Algolagnists. There are abnormal human beings, however, known technically as algolagnists (from algos, pain, and lagneia, enjoyment), who cannot imagine or enjoy love when it is entirely dissociated from some form of suffering.

The active algolagnists must inflict some pain, physical or mental, upon their mate in order to enjoy the pleasures of love to their full extent. The passive algolagnists only attain the highest degree of amorous satisfaction when they are submitted by their mate to painful or humiliating treatment.

Active algolagnists are known more commonly as "sadists," an expression created by Moreau de Tours. Krafft-Ebing, the most famous writer on sexual perversions coined for passive algolagnists the expression "masochists."

The word sadist is derived from the name of Marquis de Sade, a French pervert of the eighteenth century, whose life and writings well illustrate the form of love which is constantly associated with acts of cruelty.

Donatien Alphonse François de Sade was born in Paris, June 2 1740, the offspring of an aristocratic family of Provence. Among his ancestors was the Laura of Petrarca's sonnets.

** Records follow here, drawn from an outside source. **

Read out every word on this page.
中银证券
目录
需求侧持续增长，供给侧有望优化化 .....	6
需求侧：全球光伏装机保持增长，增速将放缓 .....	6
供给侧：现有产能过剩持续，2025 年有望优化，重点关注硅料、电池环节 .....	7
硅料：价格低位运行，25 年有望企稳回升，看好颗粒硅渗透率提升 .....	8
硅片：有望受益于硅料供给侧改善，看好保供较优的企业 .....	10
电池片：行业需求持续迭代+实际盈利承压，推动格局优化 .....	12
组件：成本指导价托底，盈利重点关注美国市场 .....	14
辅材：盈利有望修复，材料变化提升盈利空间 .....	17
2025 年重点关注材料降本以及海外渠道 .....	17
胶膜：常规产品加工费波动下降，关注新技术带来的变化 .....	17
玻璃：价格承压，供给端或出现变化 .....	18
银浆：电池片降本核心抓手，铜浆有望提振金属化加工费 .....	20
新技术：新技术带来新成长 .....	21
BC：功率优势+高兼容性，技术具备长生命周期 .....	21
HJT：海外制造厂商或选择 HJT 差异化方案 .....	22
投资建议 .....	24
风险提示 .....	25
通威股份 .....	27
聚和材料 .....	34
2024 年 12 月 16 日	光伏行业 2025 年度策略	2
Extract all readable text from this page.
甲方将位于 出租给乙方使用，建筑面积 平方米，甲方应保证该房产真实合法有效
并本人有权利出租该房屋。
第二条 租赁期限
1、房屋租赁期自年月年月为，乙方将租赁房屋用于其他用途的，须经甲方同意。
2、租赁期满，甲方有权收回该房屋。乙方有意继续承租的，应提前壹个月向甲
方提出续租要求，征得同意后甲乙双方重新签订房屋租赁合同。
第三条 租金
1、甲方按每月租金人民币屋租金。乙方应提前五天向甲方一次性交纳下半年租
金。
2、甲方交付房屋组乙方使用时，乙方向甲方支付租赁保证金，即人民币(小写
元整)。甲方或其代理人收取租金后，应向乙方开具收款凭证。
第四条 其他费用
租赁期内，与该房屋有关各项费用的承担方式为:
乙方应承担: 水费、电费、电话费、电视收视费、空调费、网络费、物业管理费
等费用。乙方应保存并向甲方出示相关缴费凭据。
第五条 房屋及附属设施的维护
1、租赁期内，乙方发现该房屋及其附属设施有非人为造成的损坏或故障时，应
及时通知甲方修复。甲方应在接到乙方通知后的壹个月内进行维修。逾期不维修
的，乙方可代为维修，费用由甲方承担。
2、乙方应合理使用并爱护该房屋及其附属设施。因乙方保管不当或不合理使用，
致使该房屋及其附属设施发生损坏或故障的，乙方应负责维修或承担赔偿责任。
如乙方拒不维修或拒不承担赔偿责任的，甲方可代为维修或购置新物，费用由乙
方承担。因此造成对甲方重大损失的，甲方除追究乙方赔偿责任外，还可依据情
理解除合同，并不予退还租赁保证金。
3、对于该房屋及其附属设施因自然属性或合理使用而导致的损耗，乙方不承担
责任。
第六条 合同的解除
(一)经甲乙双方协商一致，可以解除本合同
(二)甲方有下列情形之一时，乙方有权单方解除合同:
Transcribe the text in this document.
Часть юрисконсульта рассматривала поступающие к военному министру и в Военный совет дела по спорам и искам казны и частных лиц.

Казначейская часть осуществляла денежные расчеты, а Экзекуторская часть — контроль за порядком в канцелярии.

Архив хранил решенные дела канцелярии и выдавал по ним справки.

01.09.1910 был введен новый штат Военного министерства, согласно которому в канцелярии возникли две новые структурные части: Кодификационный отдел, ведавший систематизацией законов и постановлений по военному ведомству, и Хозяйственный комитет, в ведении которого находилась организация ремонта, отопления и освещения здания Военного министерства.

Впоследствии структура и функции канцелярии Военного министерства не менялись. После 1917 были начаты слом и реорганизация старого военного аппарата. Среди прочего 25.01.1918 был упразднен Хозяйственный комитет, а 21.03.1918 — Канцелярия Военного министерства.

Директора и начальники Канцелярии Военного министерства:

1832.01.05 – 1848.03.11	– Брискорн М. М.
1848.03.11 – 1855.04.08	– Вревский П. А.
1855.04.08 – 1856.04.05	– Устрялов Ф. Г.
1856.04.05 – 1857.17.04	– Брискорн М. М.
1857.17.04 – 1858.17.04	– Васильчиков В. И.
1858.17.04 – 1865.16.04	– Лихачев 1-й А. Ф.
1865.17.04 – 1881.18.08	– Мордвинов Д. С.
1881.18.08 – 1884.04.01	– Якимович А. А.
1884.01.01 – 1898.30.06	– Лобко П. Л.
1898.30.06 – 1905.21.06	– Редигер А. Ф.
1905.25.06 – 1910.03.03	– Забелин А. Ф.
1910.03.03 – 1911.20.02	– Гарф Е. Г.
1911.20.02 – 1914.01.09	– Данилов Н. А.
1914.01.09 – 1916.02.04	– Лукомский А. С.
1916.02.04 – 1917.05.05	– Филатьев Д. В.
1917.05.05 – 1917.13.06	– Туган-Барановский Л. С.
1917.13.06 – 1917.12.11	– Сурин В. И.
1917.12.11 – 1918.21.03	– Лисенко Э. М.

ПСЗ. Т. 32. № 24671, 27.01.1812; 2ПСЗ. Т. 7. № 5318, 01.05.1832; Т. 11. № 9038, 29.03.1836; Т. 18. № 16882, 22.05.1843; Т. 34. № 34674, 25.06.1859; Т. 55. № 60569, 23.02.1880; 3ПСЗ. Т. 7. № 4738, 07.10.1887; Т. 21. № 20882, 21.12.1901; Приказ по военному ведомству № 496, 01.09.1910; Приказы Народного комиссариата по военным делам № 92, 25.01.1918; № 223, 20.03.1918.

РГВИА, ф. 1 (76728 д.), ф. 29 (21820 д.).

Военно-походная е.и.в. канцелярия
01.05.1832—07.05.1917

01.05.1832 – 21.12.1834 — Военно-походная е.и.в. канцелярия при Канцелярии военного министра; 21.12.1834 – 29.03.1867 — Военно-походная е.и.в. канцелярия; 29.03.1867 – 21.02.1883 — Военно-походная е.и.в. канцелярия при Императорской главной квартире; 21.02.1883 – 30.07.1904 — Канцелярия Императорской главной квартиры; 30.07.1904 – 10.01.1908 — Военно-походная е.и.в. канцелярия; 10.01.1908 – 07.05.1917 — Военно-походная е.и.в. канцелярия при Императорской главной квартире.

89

At fourteen, he joined a cavalry regiment. He went thru the Seven Years War during which he witnessed the most ruthless atrocities. On his return, at the age of twenty-seven, he married, but soon after his marriage was arrested for some deed of cruelty committed in a house of prostitution.

His father's death left him heir to an important government position but his life of excesses gave him little time to attend to his duties.